I have skimmed over the difficulties of the time in being an Italian patriot and being a Catholic but they were very real and entangled many of the Italian Catholic scientists.

It makes a certain amount of sense that the University of Saint Andrews has a better article about Faa di Bruno than the Catholic Encyclopedia of 1908. Maybe … ??

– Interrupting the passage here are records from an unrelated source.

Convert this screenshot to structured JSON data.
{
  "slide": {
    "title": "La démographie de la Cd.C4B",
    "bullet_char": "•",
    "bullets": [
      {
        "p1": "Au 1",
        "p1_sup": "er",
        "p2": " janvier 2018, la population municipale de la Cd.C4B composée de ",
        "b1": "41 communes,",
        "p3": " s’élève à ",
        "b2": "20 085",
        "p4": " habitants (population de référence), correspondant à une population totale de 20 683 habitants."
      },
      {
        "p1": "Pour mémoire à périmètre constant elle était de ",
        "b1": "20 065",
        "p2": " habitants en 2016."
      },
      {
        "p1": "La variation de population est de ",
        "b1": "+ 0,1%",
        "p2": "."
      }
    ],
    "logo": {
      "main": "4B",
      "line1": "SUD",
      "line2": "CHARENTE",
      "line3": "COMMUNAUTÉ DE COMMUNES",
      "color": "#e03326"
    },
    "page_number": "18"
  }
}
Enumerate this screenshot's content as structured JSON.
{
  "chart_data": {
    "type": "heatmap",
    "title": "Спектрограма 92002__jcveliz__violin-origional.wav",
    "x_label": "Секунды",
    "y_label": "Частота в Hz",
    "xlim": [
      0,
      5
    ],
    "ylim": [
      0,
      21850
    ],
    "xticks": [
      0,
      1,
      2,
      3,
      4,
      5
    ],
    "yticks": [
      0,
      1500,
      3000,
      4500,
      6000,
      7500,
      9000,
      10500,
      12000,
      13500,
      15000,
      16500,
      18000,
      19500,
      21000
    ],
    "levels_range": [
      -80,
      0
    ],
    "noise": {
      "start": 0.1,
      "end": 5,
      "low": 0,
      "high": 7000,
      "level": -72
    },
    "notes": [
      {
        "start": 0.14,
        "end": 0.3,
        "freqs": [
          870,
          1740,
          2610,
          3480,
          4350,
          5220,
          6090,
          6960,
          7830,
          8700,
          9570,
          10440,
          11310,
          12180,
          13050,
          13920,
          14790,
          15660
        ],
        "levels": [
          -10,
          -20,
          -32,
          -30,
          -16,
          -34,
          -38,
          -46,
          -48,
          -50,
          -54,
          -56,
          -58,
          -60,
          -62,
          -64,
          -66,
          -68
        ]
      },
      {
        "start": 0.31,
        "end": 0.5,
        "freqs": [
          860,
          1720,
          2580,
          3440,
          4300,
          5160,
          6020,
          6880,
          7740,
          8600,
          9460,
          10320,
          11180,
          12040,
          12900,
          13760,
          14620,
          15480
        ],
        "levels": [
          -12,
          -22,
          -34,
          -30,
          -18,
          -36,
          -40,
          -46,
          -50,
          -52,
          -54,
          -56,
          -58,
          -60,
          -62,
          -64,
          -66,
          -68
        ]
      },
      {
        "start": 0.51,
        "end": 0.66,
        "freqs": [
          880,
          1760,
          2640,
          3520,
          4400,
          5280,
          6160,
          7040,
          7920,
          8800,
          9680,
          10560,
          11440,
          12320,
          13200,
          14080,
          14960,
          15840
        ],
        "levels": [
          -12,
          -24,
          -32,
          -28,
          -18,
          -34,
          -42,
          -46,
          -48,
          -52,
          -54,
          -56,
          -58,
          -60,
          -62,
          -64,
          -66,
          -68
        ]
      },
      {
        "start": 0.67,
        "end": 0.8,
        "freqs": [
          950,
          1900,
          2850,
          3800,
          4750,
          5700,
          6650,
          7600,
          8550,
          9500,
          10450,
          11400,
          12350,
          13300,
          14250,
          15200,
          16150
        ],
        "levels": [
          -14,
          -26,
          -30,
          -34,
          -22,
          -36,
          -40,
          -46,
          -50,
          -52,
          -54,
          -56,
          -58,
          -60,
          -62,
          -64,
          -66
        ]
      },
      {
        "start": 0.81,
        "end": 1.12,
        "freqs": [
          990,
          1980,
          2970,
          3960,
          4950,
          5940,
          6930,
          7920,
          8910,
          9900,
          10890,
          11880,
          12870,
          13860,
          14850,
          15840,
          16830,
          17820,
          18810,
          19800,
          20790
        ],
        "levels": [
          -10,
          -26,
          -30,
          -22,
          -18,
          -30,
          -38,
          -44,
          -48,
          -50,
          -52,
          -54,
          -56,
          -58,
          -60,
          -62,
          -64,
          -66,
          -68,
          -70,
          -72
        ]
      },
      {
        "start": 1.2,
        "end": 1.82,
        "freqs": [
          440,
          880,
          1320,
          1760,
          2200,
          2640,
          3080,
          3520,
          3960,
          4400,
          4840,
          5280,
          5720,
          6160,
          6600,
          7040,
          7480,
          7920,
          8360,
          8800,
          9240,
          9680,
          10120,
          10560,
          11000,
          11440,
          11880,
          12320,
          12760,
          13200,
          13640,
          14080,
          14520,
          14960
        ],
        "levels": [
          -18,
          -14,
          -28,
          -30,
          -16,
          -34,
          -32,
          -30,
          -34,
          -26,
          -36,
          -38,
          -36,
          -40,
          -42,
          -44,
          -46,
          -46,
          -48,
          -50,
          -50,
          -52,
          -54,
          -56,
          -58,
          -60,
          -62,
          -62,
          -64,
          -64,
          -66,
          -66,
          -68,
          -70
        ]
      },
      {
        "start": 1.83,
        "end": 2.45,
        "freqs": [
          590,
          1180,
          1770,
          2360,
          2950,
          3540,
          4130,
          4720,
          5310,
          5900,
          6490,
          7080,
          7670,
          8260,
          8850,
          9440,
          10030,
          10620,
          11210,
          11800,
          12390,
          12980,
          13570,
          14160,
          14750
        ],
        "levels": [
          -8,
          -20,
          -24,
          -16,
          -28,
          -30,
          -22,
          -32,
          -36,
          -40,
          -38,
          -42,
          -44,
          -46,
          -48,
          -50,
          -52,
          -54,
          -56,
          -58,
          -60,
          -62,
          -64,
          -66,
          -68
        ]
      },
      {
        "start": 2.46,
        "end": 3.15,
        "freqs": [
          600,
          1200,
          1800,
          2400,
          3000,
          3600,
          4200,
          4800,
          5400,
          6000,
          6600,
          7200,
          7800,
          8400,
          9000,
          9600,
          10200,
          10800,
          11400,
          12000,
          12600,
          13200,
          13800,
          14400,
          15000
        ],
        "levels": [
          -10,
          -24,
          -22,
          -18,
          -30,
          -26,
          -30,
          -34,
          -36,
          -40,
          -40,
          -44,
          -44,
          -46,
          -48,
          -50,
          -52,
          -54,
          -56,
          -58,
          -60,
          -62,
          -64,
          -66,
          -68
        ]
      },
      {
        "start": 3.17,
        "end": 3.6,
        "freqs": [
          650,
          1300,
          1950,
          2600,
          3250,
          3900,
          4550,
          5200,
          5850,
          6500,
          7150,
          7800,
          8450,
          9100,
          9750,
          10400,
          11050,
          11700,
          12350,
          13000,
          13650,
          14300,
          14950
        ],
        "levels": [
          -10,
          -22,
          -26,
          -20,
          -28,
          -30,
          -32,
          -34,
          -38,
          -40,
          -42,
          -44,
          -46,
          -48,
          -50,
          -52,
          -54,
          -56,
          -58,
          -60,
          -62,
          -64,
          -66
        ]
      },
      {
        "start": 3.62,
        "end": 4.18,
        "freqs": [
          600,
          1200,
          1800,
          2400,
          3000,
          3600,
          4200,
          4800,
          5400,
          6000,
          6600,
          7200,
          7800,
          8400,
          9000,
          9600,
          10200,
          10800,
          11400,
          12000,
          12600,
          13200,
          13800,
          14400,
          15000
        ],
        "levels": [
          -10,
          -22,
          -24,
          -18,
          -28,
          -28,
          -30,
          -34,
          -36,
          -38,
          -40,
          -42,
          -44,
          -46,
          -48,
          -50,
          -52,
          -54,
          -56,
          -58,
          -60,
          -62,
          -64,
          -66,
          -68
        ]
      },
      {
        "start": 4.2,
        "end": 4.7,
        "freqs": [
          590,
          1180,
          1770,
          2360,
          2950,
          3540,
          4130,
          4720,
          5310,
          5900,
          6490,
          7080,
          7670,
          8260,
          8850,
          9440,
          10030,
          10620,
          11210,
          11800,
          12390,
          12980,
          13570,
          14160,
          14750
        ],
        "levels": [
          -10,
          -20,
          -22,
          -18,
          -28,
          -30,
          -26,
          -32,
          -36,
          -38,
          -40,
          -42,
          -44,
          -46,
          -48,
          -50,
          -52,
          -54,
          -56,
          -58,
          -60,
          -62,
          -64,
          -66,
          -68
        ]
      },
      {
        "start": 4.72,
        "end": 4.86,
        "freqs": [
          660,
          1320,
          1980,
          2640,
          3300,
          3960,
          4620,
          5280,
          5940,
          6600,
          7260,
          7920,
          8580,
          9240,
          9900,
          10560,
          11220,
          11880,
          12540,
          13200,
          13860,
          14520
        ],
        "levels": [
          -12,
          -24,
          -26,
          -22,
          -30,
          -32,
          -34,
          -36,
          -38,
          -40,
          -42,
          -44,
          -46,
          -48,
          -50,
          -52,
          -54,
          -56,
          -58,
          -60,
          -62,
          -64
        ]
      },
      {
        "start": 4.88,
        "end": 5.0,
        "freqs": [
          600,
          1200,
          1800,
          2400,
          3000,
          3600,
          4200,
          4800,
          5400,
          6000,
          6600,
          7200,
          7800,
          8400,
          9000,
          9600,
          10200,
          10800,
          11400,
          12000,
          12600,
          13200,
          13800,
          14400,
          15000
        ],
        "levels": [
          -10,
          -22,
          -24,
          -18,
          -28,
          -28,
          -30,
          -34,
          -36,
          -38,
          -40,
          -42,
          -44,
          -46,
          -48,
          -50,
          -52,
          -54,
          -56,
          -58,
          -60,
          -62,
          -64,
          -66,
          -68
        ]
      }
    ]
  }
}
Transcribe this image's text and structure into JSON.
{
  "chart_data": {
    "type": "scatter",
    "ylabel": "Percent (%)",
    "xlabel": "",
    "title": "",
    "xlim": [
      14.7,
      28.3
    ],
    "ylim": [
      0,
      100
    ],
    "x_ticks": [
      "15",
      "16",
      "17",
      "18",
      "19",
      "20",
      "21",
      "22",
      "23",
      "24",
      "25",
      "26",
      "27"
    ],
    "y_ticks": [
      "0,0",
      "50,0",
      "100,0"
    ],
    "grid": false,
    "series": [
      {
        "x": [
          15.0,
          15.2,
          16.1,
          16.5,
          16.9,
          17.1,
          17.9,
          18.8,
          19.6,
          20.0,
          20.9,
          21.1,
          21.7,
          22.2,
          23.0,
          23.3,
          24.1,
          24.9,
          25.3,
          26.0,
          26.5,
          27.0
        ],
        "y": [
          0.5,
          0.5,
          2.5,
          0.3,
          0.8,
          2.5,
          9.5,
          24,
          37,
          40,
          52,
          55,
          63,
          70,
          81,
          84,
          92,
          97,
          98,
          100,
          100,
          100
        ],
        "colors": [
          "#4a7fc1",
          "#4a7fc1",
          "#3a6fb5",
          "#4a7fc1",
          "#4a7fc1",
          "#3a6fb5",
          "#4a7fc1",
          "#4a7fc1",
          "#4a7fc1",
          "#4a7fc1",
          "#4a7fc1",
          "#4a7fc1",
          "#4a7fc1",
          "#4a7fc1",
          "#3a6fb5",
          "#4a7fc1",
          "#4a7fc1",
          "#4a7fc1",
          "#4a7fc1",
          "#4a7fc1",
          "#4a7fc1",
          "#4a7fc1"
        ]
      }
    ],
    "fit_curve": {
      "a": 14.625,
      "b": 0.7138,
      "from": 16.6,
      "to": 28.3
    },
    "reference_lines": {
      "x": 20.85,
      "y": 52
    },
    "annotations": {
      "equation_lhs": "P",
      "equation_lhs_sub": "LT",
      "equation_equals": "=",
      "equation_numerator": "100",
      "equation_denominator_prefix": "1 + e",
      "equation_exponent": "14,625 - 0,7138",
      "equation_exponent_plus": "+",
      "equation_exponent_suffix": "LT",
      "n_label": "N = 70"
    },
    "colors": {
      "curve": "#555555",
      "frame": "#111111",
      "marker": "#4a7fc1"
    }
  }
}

*** As you might have seen, reading about some of the medieval saints and Dante, “Italy” was a collection of city-states, and other kingdoms of various kinds. Included in the general area were the northeastern territory around Milan, known as the Piemonte, and the Island of Sardinia. These two bits, Piemonte and Sardinia, were early allies in the effort to unite parts of the Italian peninsula into a nation called Italy. Other parts such as Naples and Sicily, were united in the later 1800’s, either peacefully or violently. Victor Emmanuel became King Victor Emmanuel II, the first head of the united Italy.

In the process the Vatican lost any territory besides Vatican City. Estrangement lasted until the 1930’s. A lot of people insisted that because Catholics would not put the state above ALL, they should be banned from jobs. Some of Blessed Faa di Bruno’s troubles came from this secularizing effort.